A group of Israeli researchers from BGN Technologies, the technology company of the Ben-Gurion University, has invented a new automated and language-independent tool for summarizing text.
The new method can automatically extract key sentences from texts in various languages, and form a summary of the text based on its most important elements, giving the reader only the essential aspects of the text.
When given a text to summarize, humans often rephrase the main points in their own words, a method called abstractive summarization. Such summarizing requires high-level human skills. Currently, the abstractive summarization software is not yet capable of producing results comparable to that of a human, so many methods use extractive summarization instead.
The new technology, called Multilingual Sentence Extractor (MUSE), provides language-independent summaries of texts, based on an algorithm that ranks the importance of sentences, using statistical sentence features, which can be calculated for sentences in any language, and then extracts top–ranking sentences into a summary.
The method was tested in nine languages, including English, Hebrew, Arabic, Persian, Russian, Chinese, German, French, and Spanish. Its summarization quality, which was evaluated in English, Hebrew, Arabic and Persian, showed a high level of similarity to human-generated summaries.

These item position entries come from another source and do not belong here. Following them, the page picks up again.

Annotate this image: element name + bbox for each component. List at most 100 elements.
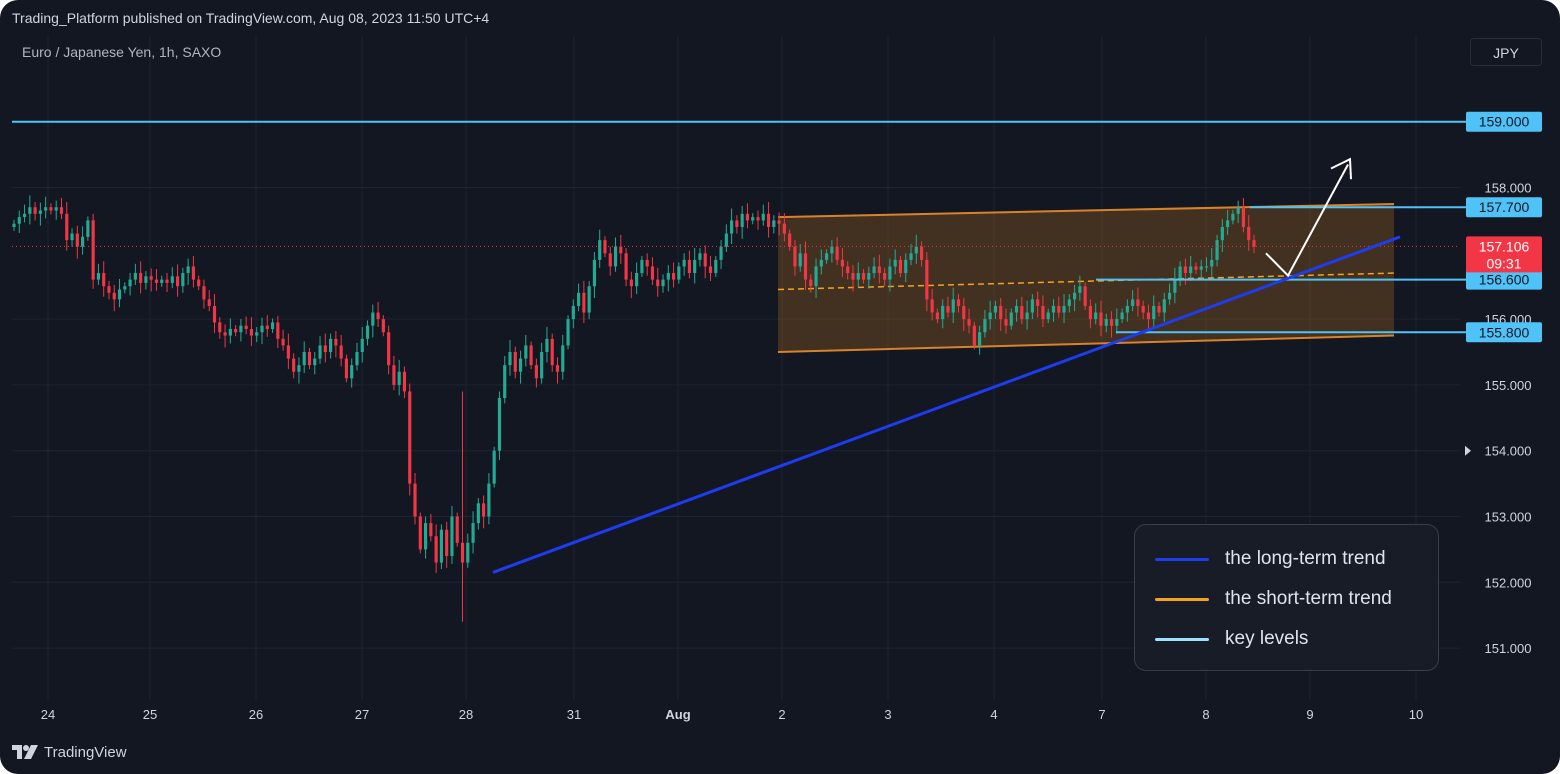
candle-body — [740, 213, 744, 227]
candle-body — [745, 213, 750, 221]
candle-body — [476, 503, 480, 524]
candle-body — [487, 483, 491, 517]
candle-body — [766, 213, 771, 227]
candle-body — [919, 246, 924, 260]
candle-body — [350, 365, 354, 379]
candle-body — [534, 365, 538, 379]
x-tick-label: 9 — [1306, 707, 1313, 722]
candle-body — [951, 299, 955, 313]
candle-body — [1041, 305, 1045, 320]
candle-body — [466, 542, 470, 563]
candle-body — [434, 536, 438, 563]
candle-body — [249, 328, 254, 336]
projection-arrow-head-icon — [1330, 157, 1352, 180]
candle-body — [1210, 259, 1214, 267]
candle-body — [1094, 312, 1098, 320]
candle-body — [566, 319, 570, 346]
candle-body — [1014, 305, 1019, 313]
channel-upper-line — [777, 202, 1395, 219]
candle-body — [793, 246, 797, 267]
candle-body — [123, 286, 127, 290]
candle-body — [1247, 226, 1251, 241]
candle-body — [571, 305, 575, 320]
candle-body — [429, 523, 433, 537]
candle-body — [1178, 266, 1182, 280]
candle-body — [587, 286, 591, 313]
candle-body — [962, 305, 966, 320]
candle-body — [803, 253, 808, 280]
x-tick-label: 2 — [778, 707, 785, 722]
current-price-badge — [1466, 236, 1542, 273]
key-level-label: 156.600 — [1479, 272, 1530, 288]
candle-body — [218, 322, 222, 333]
candle-body — [49, 207, 53, 211]
header-bar: Trading_Platform published on TradingVie… — [0, 0, 1560, 36]
candle-body — [96, 273, 101, 280]
legend-swatch — [1155, 637, 1209, 641]
candle-body — [1173, 279, 1177, 293]
candle-body — [872, 266, 876, 274]
countdown-label: 09:31 — [1486, 255, 1521, 271]
candle-body — [371, 312, 375, 326]
candle-body — [946, 305, 950, 313]
footer-bar — [0, 732, 1560, 774]
key-level-badge — [1466, 111, 1542, 132]
candle-body — [835, 246, 839, 260]
candles — [12, 195, 1256, 622]
long-term-trend-line — [492, 235, 1401, 574]
candle-body — [239, 325, 243, 333]
tradingview-logo-icon — [12, 745, 38, 759]
candle-body — [582, 292, 586, 313]
candle-body — [160, 279, 164, 283]
candle-body — [640, 259, 644, 274]
legend-swatch — [1155, 597, 1209, 601]
candle-body — [44, 207, 48, 211]
candle-body — [840, 259, 845, 267]
candle-body — [529, 345, 533, 366]
candle-body — [1241, 207, 1246, 227]
currency-button[interactable]: JPY — [1470, 38, 1542, 66]
candle-body — [228, 328, 232, 336]
candle-body — [861, 273, 866, 280]
candle-body — [402, 371, 407, 392]
scale-marker-icon — [1465, 445, 1471, 456]
candle-body — [22, 213, 27, 218]
tradingview-logo[interactable]: TradingView — [12, 744, 127, 761]
candle-body — [1236, 207, 1240, 214]
candle-body — [772, 220, 776, 227]
candle-body — [518, 358, 523, 372]
candle-body — [292, 358, 296, 372]
candle-body — [397, 371, 401, 385]
candle-body — [677, 266, 681, 280]
candle-body — [387, 332, 391, 366]
candle-body — [1062, 305, 1066, 313]
candle-body — [1020, 305, 1024, 320]
candle-body — [983, 319, 987, 333]
candle-body — [445, 529, 449, 556]
symbol-title[interactable]: Euro / Japanese Yen, 1h, SAXO — [22, 44, 222, 60]
candle-body — [1131, 299, 1135, 306]
y-tick-label: 152.000 — [1485, 575, 1532, 590]
x-tick-label: 3 — [884, 707, 891, 722]
candle-body — [318, 345, 322, 359]
candle-body — [904, 259, 908, 274]
x-tick-label: 26 — [249, 707, 263, 722]
legend-label: the short-term trend — [1225, 588, 1392, 609]
candle-body — [935, 312, 939, 320]
candle-body — [656, 279, 660, 287]
candle-body — [202, 286, 206, 300]
candle-body — [629, 279, 633, 287]
candle-body — [888, 266, 892, 280]
x-tick-label: 4 — [990, 707, 997, 722]
candle-body — [1073, 292, 1077, 300]
candle-body — [1220, 226, 1224, 241]
candle-body — [619, 246, 623, 254]
candle-body — [329, 338, 333, 352]
candle-body — [751, 217, 755, 221]
candle-body — [708, 266, 713, 274]
candle-body — [1104, 319, 1108, 326]
channel-lower-line — [777, 334, 1395, 353]
candle-body — [592, 259, 597, 287]
candle-body — [112, 292, 116, 300]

Most available solutions are language dependent and require training algorithms on large volumes of text in a specific language.
Experimental results show that after initial training of the algorithms on a corpus of summarized documents, there is no need for further training in each new language, and the same sentence-ranking model can be used across several languages.
The new method was invented by Prof. Mark Last, Dr. Marina Litvak, and Dr. Menahem Friedman at the Department of Software and Information Systems Engineering of Ben-Gurion University.
“[Extractive summarization] is invaluable for being able to quickly summarize large quantities of text in a language-independent manner. This ability is crucial for search engines as well as other end-users, such as researchers, libraries and the media,” he said.
Zafrir Levy, Senior VP of Business Development at BGN Technologies, said that a patent on the technology had been filed, and further partnerships are being explored.
“This tool will be a valuable addition to our ability to benefit from the vast amounts of text available online,” he said.